In his new book Social Physics: How Good Ideas Spread—the Lessons from a New Science (The Penguin Press), MIT professor and Big Data savant Alex Pentland surveyed millions of bits of available consumer data—from GPS to cell phone records, in a non-NSA kind of way—to trace the flow of ideas. He thinks understanding that flow is critical to creating a more efficient and productive (not to mention, peaceful) world. We talked to Sandy (everyone calls him Sandy) about maximizing the information flow and innovative potential of your relationship capital.
How can your research about idea flow within communities be applied at the organizational or personal level?
Organizational innovation is spawned by diverse, and likely outside, ideas. In my book, I cite an experiment in which day traders doubled their returns after they were forced to look for tips and strategies outside their usual group of contacts. What that shows is a more diverse network makes for better decisions, and better decisions make more money. It’s the hardest possible proof. Shaking up your network makes you smarter.
The experiment also proves the opposite: When everyone’s thinking similarly you get an unproductive echo-chamber effect, in which the same ideas just circulate around and around. Often the people we associate with most closely are highly correlated and therefore like-minded, with everyone getting information from the same sources. You have to move outside the circle to freshen your view.

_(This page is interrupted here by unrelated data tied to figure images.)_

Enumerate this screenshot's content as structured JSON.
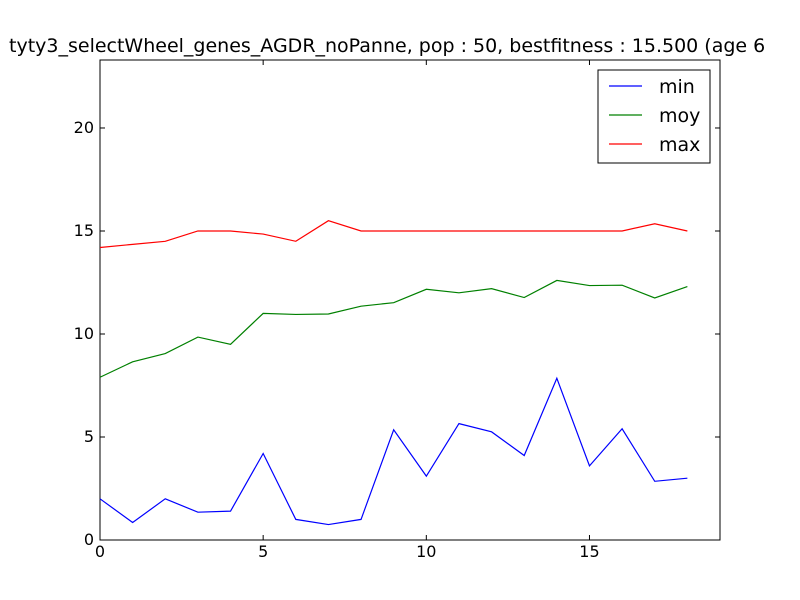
{
  "chart_data": {
    "type": "line",
    "title": "tyty3_selectWheel_genes_AGDR_noPanne, pop : 50, bestfitness : 15.500 (age 6",
    "xlabel": "",
    "ylabel": "",
    "xlim": [
      0,
      19
    ],
    "ylim": [
      0,
      23.3
    ],
    "xticks": [
      0,
      5,
      10,
      15
    ],
    "yticks": [
      0,
      5,
      10,
      15,
      20
    ],
    "legend_position": "top-right",
    "grid": false,
    "x": [
      0,
      1,
      2,
      3,
      4,
      5,
      6,
      7,
      8,
      9,
      10,
      11,
      12,
      13,
      14,
      15,
      16,
      17,
      18
    ],
    "series": [
      {
        "name": "min",
        "color": "#0000ff",
        "values": [
          2.0,
          0.85,
          2.0,
          1.35,
          1.4,
          4.2,
          1.0,
          0.75,
          1.0,
          5.35,
          3.1,
          5.65,
          5.25,
          4.1,
          7.85,
          3.6,
          5.4,
          2.85,
          3.0
        ]
      },
      {
        "name": "moy",
        "color": "#008000",
        "values": [
          7.9,
          8.65,
          9.05,
          9.85,
          9.5,
          11.0,
          10.95,
          10.97,
          11.35,
          11.52,
          12.17,
          12.0,
          12.2,
          11.77,
          12.6,
          12.35,
          12.37,
          11.75,
          12.3
        ]
      },
      {
        "name": "max",
        "color": "#ff0000",
        "values": [
          14.2,
          14.35,
          14.5,
          15.0,
          15.0,
          14.85,
          14.5,
          15.5,
          15.0,
          15.0,
          15.0,
          15.0,
          15.0,
          15.0,
          15.0,
          15.0,
          15.0,
          15.35,
          15.0
        ]
      }
    ]
  }
}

What can we do to avoid the echo chamber? And what can we do to escape if we find ourselves caught in one?
It’s natural to collect connections who think like we do. There’s nothing wrong with that—except when it insulates us from different ideas. To fight off isolation, you need to go looking for uncorrelated and different opinions. It definitely takes energy and effort, but it’s crucially important. Take the time to cultivate a network of contrarians, and if ever that bunch all agree with each other, pay real close attention. Somehow, they’ve tapped into a different information source or a different view, and our data show that when contrarians speak in one voice you better listen.

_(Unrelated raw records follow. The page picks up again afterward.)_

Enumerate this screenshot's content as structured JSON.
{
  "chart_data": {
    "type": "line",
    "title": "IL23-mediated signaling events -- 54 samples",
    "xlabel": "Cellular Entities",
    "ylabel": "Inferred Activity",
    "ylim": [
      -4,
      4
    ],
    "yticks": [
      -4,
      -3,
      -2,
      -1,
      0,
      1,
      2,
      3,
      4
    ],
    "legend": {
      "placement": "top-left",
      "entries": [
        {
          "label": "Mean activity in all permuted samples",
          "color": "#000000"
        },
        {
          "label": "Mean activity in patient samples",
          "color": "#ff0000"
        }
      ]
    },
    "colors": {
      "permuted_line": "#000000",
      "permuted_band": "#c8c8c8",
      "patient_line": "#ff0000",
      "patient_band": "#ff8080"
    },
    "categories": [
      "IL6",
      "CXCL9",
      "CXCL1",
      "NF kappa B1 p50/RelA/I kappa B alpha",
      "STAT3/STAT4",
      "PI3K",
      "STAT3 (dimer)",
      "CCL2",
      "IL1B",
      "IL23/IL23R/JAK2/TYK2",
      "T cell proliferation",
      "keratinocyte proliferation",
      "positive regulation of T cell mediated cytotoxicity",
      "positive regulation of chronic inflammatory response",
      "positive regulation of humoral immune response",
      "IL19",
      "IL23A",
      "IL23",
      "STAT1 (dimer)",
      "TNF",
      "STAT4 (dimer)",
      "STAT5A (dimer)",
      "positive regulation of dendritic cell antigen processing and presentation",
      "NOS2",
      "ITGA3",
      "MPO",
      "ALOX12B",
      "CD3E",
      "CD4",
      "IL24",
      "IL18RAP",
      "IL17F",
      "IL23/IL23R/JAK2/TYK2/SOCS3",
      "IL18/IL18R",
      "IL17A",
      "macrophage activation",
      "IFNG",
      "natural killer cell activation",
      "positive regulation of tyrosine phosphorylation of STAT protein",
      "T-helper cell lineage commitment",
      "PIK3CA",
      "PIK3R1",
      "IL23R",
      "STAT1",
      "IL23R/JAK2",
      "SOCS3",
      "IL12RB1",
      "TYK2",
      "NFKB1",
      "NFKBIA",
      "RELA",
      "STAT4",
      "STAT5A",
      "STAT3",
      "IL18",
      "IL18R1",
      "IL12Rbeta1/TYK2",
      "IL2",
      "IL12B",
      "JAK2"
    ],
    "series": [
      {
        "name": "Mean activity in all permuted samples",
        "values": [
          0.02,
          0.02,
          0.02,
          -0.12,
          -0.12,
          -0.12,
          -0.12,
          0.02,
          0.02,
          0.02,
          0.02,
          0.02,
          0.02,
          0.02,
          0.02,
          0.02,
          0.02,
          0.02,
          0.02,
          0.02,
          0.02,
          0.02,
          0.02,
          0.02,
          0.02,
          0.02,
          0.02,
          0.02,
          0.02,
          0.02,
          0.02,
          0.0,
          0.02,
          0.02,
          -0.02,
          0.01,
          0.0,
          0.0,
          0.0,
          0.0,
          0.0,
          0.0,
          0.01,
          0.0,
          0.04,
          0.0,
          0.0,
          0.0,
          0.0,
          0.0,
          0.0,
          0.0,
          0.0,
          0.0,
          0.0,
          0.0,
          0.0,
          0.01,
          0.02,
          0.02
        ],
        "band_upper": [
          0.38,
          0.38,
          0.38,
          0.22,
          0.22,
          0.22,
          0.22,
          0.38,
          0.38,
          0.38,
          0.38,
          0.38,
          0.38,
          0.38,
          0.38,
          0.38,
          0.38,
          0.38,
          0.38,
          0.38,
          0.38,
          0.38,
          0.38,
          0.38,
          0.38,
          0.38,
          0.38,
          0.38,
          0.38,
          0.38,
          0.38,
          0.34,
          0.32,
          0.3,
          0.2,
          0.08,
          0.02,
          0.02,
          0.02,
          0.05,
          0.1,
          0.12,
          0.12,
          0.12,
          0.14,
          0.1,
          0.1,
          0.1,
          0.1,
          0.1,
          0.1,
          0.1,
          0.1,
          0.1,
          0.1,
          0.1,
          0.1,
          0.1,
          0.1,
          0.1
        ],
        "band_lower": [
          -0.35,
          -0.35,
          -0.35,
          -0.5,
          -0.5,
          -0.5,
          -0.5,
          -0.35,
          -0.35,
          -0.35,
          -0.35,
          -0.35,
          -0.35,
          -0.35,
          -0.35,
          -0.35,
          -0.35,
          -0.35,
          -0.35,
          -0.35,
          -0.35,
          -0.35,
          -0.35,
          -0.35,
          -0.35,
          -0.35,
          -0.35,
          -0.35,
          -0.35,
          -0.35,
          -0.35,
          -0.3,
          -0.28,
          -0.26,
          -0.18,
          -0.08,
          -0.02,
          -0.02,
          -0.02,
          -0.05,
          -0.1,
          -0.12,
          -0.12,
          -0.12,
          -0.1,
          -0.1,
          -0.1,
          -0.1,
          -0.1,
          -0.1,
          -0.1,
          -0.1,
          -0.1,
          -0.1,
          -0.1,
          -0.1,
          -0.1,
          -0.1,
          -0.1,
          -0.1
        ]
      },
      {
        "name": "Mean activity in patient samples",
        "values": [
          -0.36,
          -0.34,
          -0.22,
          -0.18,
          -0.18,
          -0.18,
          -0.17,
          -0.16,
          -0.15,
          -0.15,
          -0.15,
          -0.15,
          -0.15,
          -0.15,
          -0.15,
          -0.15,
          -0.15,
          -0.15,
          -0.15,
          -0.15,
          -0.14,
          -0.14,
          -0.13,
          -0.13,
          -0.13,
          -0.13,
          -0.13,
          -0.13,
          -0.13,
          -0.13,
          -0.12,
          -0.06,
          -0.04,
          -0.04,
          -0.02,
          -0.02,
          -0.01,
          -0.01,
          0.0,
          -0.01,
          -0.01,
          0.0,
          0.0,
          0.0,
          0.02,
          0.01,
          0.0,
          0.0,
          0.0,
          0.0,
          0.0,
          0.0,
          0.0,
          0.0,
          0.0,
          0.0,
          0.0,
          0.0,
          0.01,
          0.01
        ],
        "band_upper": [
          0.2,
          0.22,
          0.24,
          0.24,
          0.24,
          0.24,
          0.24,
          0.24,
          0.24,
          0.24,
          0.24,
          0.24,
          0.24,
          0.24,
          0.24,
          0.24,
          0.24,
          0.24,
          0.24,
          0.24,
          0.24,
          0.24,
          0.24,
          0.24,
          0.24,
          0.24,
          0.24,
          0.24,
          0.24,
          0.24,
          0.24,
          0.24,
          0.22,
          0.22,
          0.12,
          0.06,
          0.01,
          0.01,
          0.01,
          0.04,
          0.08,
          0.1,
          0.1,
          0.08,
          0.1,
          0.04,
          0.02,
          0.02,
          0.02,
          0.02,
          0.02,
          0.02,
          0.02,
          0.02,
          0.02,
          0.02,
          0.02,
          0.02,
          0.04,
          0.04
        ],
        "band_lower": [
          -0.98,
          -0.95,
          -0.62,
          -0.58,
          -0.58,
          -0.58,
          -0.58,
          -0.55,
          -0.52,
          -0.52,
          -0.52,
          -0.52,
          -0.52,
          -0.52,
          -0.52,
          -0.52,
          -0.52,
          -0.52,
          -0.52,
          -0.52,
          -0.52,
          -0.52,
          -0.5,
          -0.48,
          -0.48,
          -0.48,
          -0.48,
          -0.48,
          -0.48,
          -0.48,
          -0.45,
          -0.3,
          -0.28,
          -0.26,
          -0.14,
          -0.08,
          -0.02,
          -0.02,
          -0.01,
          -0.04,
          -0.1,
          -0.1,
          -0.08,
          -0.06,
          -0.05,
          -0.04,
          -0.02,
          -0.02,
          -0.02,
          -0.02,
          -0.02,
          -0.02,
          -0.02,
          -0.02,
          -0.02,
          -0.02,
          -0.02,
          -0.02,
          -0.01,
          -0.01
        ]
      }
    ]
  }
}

Will this kind of thinking actually spark a restructuring of how we live and work?
In some ways it’s inevitable. The world keeps getting more and more datafied. There’s data on everything—through wearable technology, sensors, the Internet. Sooner or later, we’ll try to use that data to build more creative organizations. What I hope our work has contributed is an emphasis not only on the importance of such innovation but also on what is needed to accomplish it. The idea that you can design organizations specifically to foster innovation is rather radical; not everyone believes it’s possible. But I think our goal should be a society fueled by such innovating organizations. And the quickest way to create those is to not keep people in a box. We need to let them explore.
The comfort zone is not productive. Get over that and you set yourself free.